Scampia e Cariddi è un viaggio attraverso l’incoscienza, la paura e il coraggio di chi non sa come andare avanti, di chi non ha futuro, di chi sa chi quel futuro glielo ha già sottratto. Un libro denuncia che narra, come un romanzo, le verità scomode del declino dell’Italia. Un’indagine narrativa che svela la realtà della generazione che, più di ogni altra dal dopoguerra a oggi, paga il prezzo, durissimo e indefinito, della crisi dell’economia reale e della demolizione del welfare nel nostro Paese […].

Dagli altiforni dell’Ilva di Taranto ai call center sardi, dai cantieri navali trapanesi al gorgo del lavoro nero (e della criminalità) dell’hinterland napoletano, fino alle speranze disattese degli aspiranti al posto fisso statale come quelle dei presunti talenti televisivi. Qui, fra Scampia e Cariddi, campano le ragazze e i ragazzi italiani da generazioni o migranti nuovi italiani, quelli classificati nelle statistiche che svelano come il 34% dei cittadini sotto i 35 anni non ha un’occupazione.

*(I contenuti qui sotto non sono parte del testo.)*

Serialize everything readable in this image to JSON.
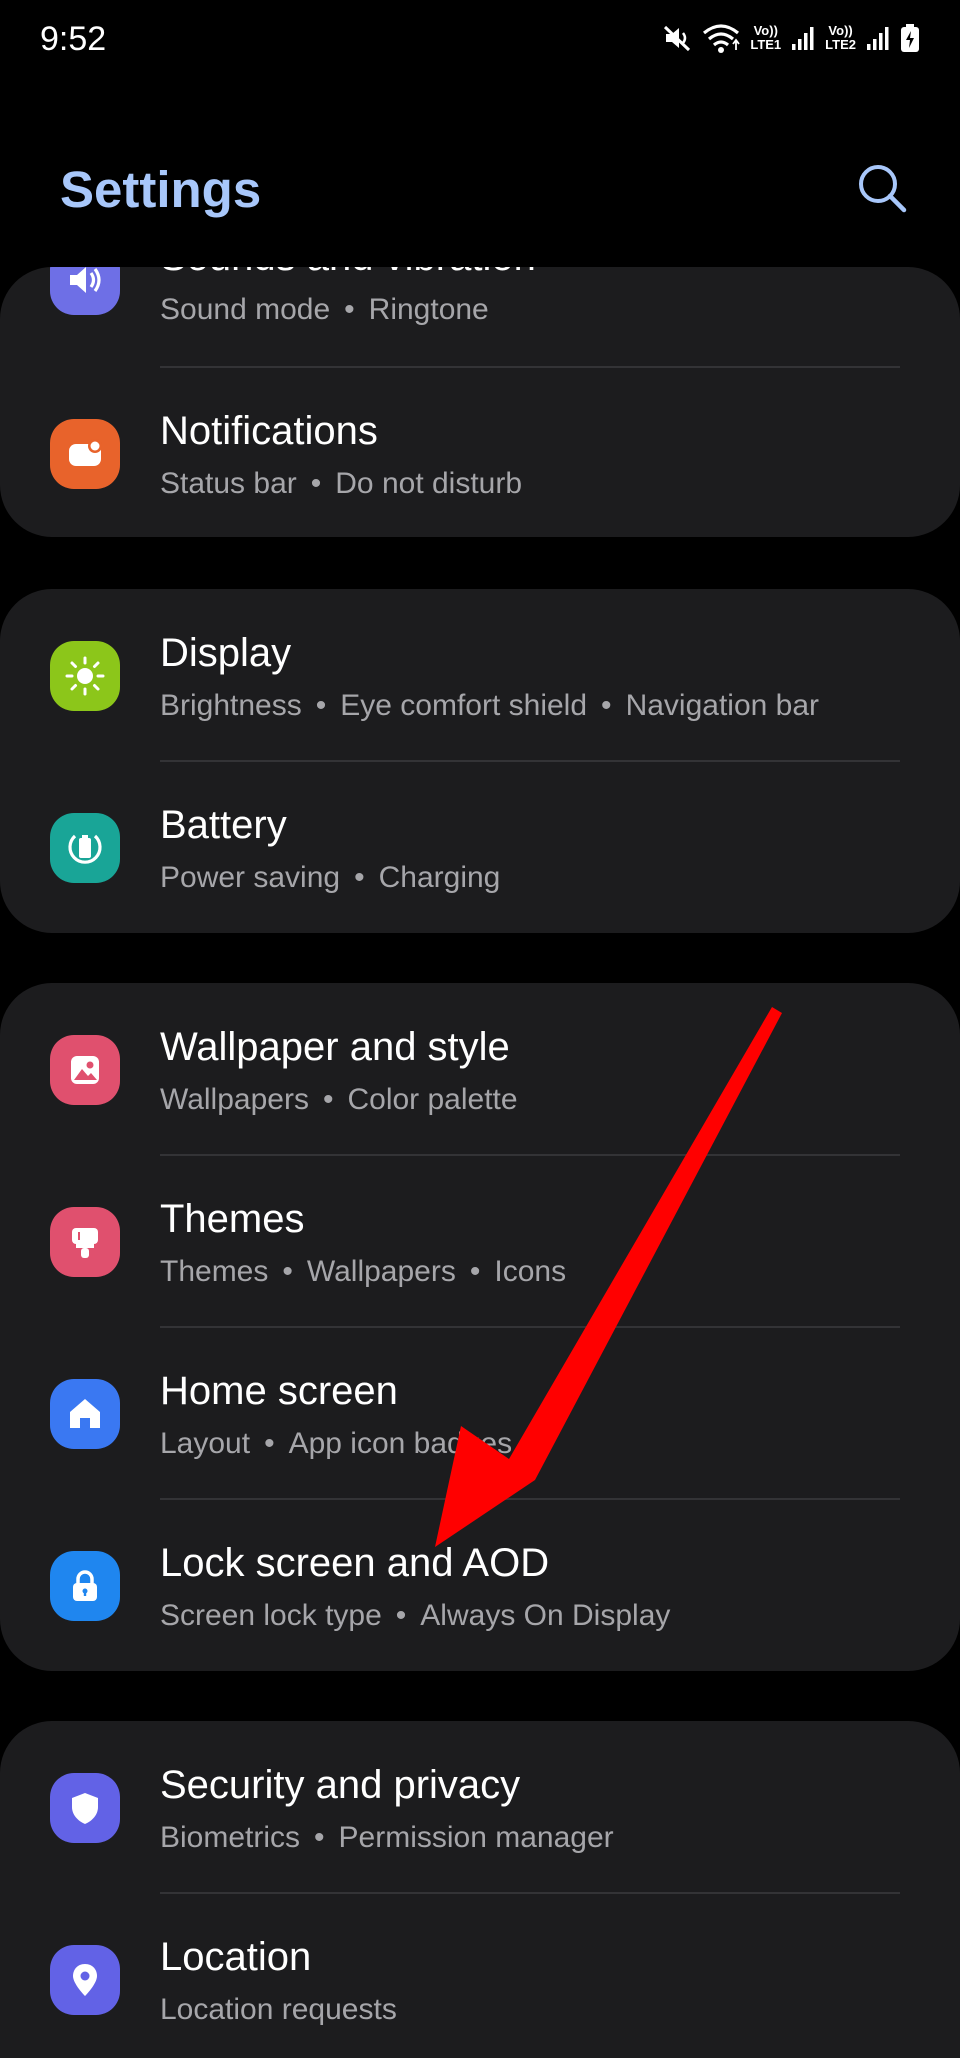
{
  "status_bar": {
    "time": "9:52",
    "sim1_label_top": "Vo))",
    "sim1_label_bottom": "LTE1",
    "sim2_label_top": "Vo))",
    "sim2_label_bottom": "LTE2",
    "icons": [
      "mute-icon",
      "wifi-icon",
      "signal-icon",
      "battery-charging-icon"
    ]
  },
  "header": {
    "title": "Settings",
    "search_icon": "search-icon"
  },
  "groups": [
    {
      "items": [
        {
          "title": "Sounds and vibration",
          "subtitle": [
            "Sound mode",
            "Ringtone"
          ],
          "icon": "volume-icon",
          "color": "#6e6fe6"
        },
        {
          "title": "Notifications",
          "subtitle": [
            "Status bar",
            "Do not disturb"
          ],
          "icon": "notification-icon",
          "color": "#e8632b"
        }
      ]
    },
    {
      "items": [
        {
          "title": "Display",
          "subtitle": [
            "Brightness",
            "Eye comfort shield",
            "Navigation bar"
          ],
          "icon": "sun-icon",
          "color": "#8cc61a"
        },
        {
          "title": "Battery",
          "subtitle": [
            "Power saving",
            "Charging"
          ],
          "icon": "battery-icon",
          "color": "#19a597"
        }
      ]
    },
    {
      "items": [
        {
          "title": "Wallpaper and style",
          "subtitle": [
            "Wallpapers",
            "Color palette"
          ],
          "icon": "image-icon",
          "color": "#e0506e"
        },
        {
          "title": "Themes",
          "subtitle": [
            "Themes",
            "Wallpapers",
            "Icons"
          ],
          "icon": "paintbrush-icon",
          "color": "#e0506e"
        },
        {
          "title": "Home screen",
          "subtitle": [
            "Layout",
            "App icon badges"
          ],
          "icon": "home-icon",
          "color": "#3a78f2"
        },
        {
          "title": "Lock screen and AOD",
          "subtitle": [
            "Screen lock type",
            "Always On Display"
          ],
          "icon": "lock-icon",
          "color": "#1f86ef"
        }
      ]
    },
    {
      "items": [
        {
          "title": "Security and privacy",
          "subtitle": [
            "Biometrics",
            "Permission manager"
          ],
          "icon": "shield-icon",
          "color": "#6262e6"
        },
        {
          "title": "Location",
          "subtitle": [
            "Location requests"
          ],
          "icon": "location-pin-icon",
          "color": "#6262e6"
        }
      ]
    }
  ],
  "annotation": {
    "arrow_color": "#ff0000",
    "arrow_icon": "red-arrow-annotation"
  }
}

Ma i ragazzi del Sud non sono solo nel Mezzogiorno: ripresa l’emigrazione, tanti sono partiti per trovare, negli hotel di Londra, nei laboratori delle università statunitensi, nelle librerie francesi, quella meritocrazia e quelle regole che il nostro Paese disconosce. Fin lì li hanno seguiti gli autori.

Per avere un’ulteriore anticipazione del libro, si può leggere che ne ha scritto il Corriere della Calabria.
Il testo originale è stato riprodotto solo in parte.